Paper by Erik D. Demaine
- Takehiro Ito and Erik D. Demaine, “Approximability of the Subset Sum Reconfiguration Problem”, Journal of Combinatorial Optimization, volume 28, number 3, October 2014, pages 639–654.
The subset sum problem is a
well-known NP-complete problem in which we wish to find a packing (subset) of
items (integers) into a knapsack with capacity so that the sum of the integers
in the packing is at most the capacity of the knapsack and at least a given
integer threshold. In this paper, we study the problem of reconfiguring one
packing into another packing by moving only one item at a time, while at all
times maintaining the feasibility of packings. First we show that this
decision problem is strongly NP-hard, and is PSPACE-complete if we are given a
conflict graph for the set of items in which each vertex corresponds to an
item and each edge represents a pair of items that are not allowed to be
packed together into the knapsack. We then study an optimization version of
the problem: we wish to maximize the minimum sum among all packings in a
reconfiguration. We show that this maximization problem admits a
polynomial-time approximation scheme (PTAS), while the problem is APX-hard if
we are given a conflict graph.
- This paper is also available from SpringerLink.

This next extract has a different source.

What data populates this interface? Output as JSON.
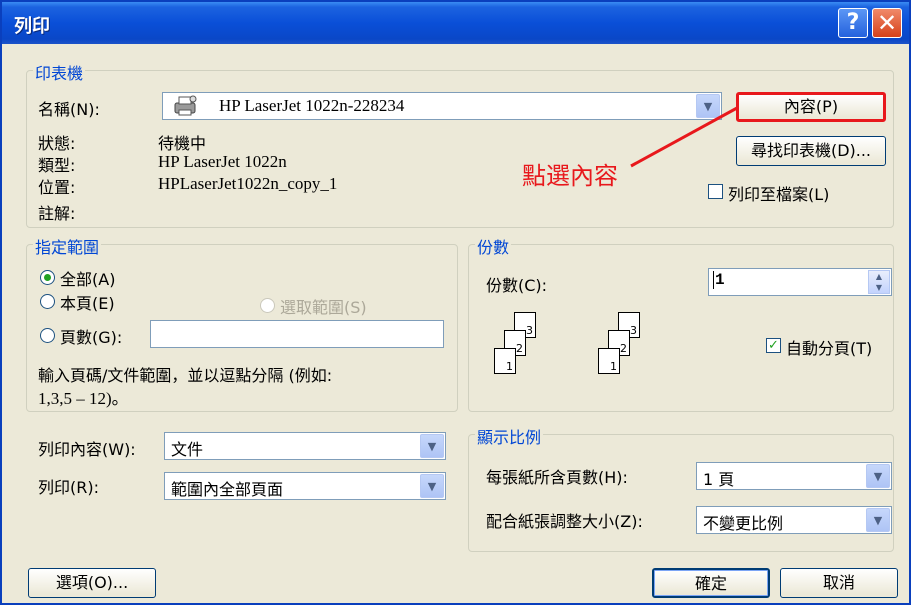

- Unfortunately Theorem 1 and Corollary 1 are flawed. However, dropping the word “strongly”, the results still hold. Read our erratum.
- The paper is 14 pages.
- The paper is available in PostScript (2252k), gzipped PostScript (1082k), and PDF (222k).
- See information on file formats.
- [Google Scholar search]
- Related papers:
- SubsetSumReconfiguration_TAMC2011 (Approximability of the Subset Sum Reconfiguration Problem)
- NPReconfiguration_TCS (On the Complexity of Reconfiguration Problems)
- NPReconfiguration_WADS2009 (Reconfiguration of List Edge-Colorings in a Graph)
- NPReconfiguration_ISAAC2008 (On the Complexity of Reconfiguration Problems)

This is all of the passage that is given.